His arm wraps around me. Pulls me closer. Not demanding—holding. The embrace of someone who doesn’t know how to ask for comfort but recognizes it when it’s offered.

“Tomorrow night.”

I don’t sleep.

Neither does he. But we rest—tangled on the narrow floor, his body curled around mine, his breath warm against my hair. The Bloom hums in both our blood, magnifying every point of contact into intensity that borders on overwhelming. I let myself feel it without fighting. Let the sensation wash through me, crest, recede.

I let myself stay. Press against him in the darkness. Let his heartbeat steady mine while Circe sleeps oblivious and the monastery prepares for a ceremony that might destroy us both.

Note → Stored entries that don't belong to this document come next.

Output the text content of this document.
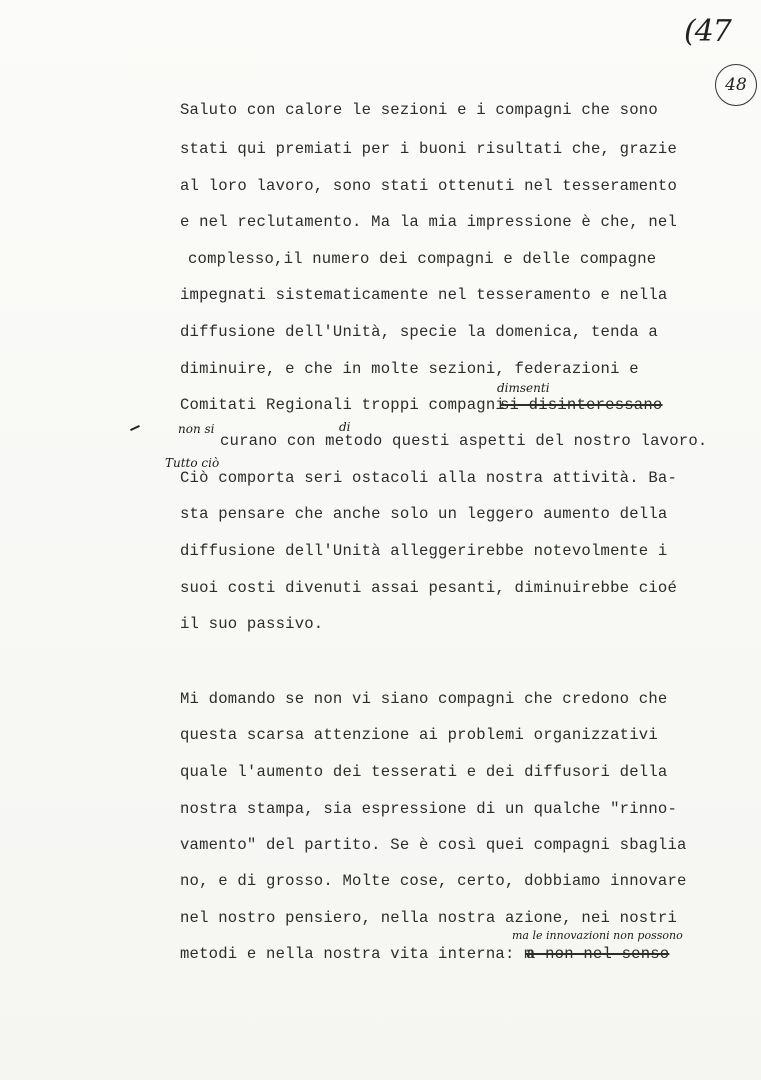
(47
48
Saluto con calore le sezioni e i compagni che sono
stati qui premiati per i buoni risultati che, grazie
al loro lavoro, sono stati ottenuti nel tesseramento
e nel reclutamento. Ma la mia impressione è che, nel
complesso,il numero dei compagni e delle compagne
impegnati sistematicamente nel tesseramento e nella
diffusione dell'Unità, specie la domenica, tenda a
diminuire, e che in molte sezioni, federazioni e
Comitati Regionali troppi compagni
si disinteressano
curano con metodo questi aspetti del nostro lavoro.
Ciò comporta seri ostacoli alla nostra attività. Ba-
sta pensare che anche solo un leggero aumento della
diffusione dell'Unità alleggerirebbe notevolmente i
suoi costi divenuti assai pesanti, diminuirebbe cioé
il suo passivo.
Mi domando se non vi siano compagni che credono che
questa scarsa attenzione ai problemi organizzativi
quale l'aumento dei tesserati e dei diffusori della
nostra stampa, sia espressione di un qualche "rinno-
vamento" del partito. Se è così quei compagni sbaglia
no, e di grosso. Molte cose, certo, dobbiamo innovare
nel nostro pensiero, nella nostra azione, nei nostri
metodi e nella nostra vita interna: m
a non nel senso
dimsenti
non si	di
Tutto ciò
ma le innovazioni non possono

And I notice—in the hours before dawn—that his movements have grown even more precise. His breathing more controlled. His focus, even in rest, sharper than it should be.

The Bloom is claiming him. Slowly, inexorably, despite the treatment, despite the rest, despite everything I can offer.

Tomorrow we assault the barracks. Burn the Garden. End the cult’s power forever.

If the infection doesn’t take him first.

TWENTY-TWO

ZRYNOK

The Bloom has tasted victory, and it wants more.

I don’t tell Arwen how much ground I’ve lost. Don’t need to add to the burdens she’s carrying. But the infection’s path through my body tells its own story—the red web has spread past my collar, claiming ground the herbs couldn’t hold, and every heartbeat brings surges of need that take more effort to suppress than they did yesterday.

What happened in the chapel broke something in the infection’s cage. The treatment bought time, held the line, kept me functional. But the Bloom fights back with every breath, and midnight approaches with all its promises of violence.

I channel the craving into focus. Into anticipation. Into the steady rhythm of checking my weapons one final time.

The drainage grate waits ahead, barely visible in the darkness. Beyond it—the Keeper barracks. Thirty guards at full strength, maybe fewer now after the chapel massacre. Enough to overwhelm us if the assault goes wrong. Not enough to stop an executioner who has nothing left to lose.